ОН: Выпусти бабочек. Тех, что внутри.

ОНА: Хорошо. Я попробую.

* * *

Чтоб услужить продырявленным стенам, практиковали игру в «Посмеемся». Чаще другого смеялись над Штатами:

– Я тебе скинул сноску, читала?

– Нет еще, погоди… На кой ляд мне кремация в Калифорнии?

– Посмотри там в подвале расценки. Заодно с погребением в общей могиле – восемь тысяч «зеленых».

– Ни фига себе! А если отдельная урна – пятнадцать.

– И почти столько же – роды.

– Потому что родиться толпой невозможно.

– Страна, где ты вечно в долгах.

– От рождения до смерти.

– И даже посмертно должник.

– Это если не бомж.

– Это если не бомж.

– Бомжей жгут бесплатно.

– Сердобольно!

– Смешно.

– Смешней некуда.

– Ну и где у них совесть, скажи?

– Вероятно, под мышкой. Там удобнее чешется.

– Совесть?

– Она не болит. В лучшем случае – чешется.
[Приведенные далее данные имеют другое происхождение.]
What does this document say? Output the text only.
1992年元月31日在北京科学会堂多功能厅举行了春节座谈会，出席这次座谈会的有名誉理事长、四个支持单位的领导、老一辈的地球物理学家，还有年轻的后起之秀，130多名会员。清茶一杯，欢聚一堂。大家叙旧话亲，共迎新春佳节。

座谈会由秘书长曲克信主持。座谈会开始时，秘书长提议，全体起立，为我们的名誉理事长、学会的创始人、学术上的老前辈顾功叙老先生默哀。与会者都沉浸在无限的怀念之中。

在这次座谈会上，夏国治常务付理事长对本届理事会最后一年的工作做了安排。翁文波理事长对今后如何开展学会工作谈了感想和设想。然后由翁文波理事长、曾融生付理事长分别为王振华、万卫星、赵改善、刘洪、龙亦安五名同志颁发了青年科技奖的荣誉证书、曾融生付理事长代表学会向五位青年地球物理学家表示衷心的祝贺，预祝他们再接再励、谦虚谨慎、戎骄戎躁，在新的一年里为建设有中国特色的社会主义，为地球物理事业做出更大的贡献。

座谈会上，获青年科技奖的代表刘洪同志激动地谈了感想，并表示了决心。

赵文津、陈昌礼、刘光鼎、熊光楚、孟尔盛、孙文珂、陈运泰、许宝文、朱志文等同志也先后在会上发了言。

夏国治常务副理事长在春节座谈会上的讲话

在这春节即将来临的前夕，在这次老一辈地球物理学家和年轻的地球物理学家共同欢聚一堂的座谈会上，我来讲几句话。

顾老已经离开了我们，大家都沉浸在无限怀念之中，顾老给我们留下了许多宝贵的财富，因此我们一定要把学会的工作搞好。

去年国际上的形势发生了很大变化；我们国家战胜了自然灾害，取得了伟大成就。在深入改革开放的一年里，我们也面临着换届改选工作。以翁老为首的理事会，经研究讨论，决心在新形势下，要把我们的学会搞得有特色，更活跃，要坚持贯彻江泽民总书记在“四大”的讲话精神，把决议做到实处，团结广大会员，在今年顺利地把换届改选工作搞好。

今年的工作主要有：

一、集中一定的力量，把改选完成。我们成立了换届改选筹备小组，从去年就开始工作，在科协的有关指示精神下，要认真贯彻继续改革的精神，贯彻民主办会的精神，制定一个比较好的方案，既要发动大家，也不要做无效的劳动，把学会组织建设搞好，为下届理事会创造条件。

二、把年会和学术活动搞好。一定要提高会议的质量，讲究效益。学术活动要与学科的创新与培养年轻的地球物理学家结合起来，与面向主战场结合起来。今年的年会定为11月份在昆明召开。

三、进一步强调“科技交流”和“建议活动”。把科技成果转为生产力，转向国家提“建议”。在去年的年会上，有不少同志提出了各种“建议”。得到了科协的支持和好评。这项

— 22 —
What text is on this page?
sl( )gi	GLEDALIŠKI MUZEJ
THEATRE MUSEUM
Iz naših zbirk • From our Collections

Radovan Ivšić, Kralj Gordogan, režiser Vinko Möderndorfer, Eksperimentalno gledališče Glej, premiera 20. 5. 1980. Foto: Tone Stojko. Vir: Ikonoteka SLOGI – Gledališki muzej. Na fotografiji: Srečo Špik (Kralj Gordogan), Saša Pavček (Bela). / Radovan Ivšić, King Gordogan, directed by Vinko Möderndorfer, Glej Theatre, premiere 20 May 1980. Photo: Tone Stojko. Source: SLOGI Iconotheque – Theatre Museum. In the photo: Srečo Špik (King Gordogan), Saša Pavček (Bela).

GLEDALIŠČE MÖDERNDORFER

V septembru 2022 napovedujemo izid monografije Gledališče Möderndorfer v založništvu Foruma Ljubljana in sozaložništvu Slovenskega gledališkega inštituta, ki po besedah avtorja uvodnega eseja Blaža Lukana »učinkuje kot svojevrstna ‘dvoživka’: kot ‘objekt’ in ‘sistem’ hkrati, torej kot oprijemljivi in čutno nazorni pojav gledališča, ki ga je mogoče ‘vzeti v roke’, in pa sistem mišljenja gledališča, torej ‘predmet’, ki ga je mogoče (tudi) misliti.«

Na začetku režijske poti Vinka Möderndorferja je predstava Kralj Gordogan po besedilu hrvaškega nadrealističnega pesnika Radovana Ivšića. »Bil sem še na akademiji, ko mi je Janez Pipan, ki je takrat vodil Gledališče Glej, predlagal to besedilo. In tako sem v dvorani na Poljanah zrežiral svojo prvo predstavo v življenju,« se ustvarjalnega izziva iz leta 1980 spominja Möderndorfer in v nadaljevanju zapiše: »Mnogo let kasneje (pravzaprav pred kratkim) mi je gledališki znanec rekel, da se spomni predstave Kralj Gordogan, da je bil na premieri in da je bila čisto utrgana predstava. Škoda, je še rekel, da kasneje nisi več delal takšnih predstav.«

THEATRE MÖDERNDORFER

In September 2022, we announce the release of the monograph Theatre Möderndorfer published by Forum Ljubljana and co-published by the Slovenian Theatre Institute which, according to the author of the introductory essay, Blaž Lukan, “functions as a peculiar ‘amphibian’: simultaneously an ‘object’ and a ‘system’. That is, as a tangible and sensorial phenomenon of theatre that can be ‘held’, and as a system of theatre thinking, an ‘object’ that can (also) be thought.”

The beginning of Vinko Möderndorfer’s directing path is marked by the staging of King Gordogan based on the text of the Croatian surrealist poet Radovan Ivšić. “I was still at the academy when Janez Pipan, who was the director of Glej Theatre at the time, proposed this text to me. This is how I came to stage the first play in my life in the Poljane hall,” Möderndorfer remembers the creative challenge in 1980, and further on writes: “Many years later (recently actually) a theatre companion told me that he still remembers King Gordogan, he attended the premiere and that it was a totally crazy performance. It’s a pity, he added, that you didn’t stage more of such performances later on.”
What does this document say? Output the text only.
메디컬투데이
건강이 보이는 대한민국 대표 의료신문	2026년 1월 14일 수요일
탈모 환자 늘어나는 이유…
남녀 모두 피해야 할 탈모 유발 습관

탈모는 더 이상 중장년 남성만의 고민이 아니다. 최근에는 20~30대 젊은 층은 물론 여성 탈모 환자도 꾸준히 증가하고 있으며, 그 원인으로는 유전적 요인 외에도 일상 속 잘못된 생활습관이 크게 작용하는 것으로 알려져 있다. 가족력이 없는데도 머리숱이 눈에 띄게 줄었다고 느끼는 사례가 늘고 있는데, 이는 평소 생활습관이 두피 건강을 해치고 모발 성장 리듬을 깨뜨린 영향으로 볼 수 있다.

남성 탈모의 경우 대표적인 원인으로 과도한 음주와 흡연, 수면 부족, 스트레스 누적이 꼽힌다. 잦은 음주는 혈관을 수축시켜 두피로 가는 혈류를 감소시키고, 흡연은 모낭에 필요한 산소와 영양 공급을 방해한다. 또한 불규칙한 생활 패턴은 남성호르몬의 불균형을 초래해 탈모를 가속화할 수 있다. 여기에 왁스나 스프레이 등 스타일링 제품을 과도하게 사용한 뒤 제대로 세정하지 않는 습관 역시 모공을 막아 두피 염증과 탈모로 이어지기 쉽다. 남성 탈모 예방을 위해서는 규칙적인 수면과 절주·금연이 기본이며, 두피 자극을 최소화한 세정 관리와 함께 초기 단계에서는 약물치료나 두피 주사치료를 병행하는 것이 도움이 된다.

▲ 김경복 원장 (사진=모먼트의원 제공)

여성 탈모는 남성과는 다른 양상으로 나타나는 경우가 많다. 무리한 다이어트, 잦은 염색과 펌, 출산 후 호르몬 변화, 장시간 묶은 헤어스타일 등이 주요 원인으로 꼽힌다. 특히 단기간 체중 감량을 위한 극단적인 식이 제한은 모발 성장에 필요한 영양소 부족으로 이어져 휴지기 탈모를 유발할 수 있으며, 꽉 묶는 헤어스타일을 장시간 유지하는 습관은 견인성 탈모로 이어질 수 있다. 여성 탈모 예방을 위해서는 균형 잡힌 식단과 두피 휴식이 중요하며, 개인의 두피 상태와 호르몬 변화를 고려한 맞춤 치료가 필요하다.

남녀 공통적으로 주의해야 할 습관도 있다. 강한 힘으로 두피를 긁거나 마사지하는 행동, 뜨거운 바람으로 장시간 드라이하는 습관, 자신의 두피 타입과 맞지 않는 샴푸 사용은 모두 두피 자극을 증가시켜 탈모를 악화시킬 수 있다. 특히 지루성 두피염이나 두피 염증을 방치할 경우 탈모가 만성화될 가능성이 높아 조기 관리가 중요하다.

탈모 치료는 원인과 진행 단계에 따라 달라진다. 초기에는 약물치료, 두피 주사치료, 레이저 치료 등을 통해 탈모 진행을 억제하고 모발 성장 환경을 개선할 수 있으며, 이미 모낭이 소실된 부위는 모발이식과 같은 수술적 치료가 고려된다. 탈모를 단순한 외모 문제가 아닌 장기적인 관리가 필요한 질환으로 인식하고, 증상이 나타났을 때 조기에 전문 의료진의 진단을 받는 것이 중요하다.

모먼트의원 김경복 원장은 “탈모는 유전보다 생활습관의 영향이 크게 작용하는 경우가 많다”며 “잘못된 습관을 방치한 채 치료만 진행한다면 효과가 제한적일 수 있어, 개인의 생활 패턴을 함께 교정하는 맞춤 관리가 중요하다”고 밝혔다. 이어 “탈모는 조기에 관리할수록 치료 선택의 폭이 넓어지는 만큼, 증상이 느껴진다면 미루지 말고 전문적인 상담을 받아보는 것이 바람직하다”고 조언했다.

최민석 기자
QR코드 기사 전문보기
– Результат эволюции? Очень смешно.

Было ли что-то у них отвратительней этой игры?

Может, и не было. Но, с другой стороны, ведь и вправду – смешно!

* * *

Потом началась эпидемия, и стало так страшно, что мало-помалу затмило их прежние страхи: раньше было про жизнь – не про смерть.

– Вот и дошли мы до точки. Теперь уж как пить дать подохнем, – твердила жена.

Ни тени отчаяния в голосе – лишь флегматичное, мстительное удовлетворение.

– Знаешь, что с точкой не так? Прежде чем до нее доберешься, успевает размножиться в многоточие. Не торопи события. Может, еще и проскочим.

Карантин объявили на месяц, затем продлевали еще и еще. Выходить разрешалось три раза в неделю, но лишь за продуктами или в аптеку. Так дезинфекция города обернулась очисткой столицы от жителей.

Людям это не нравилось.

Люди с этим мирились.

Люди смирились со всем, кроме голода. Но поскольку голод пока не свирепствовал, робко скребли по сусекам и смиренно молились о том, чтобы не было голода.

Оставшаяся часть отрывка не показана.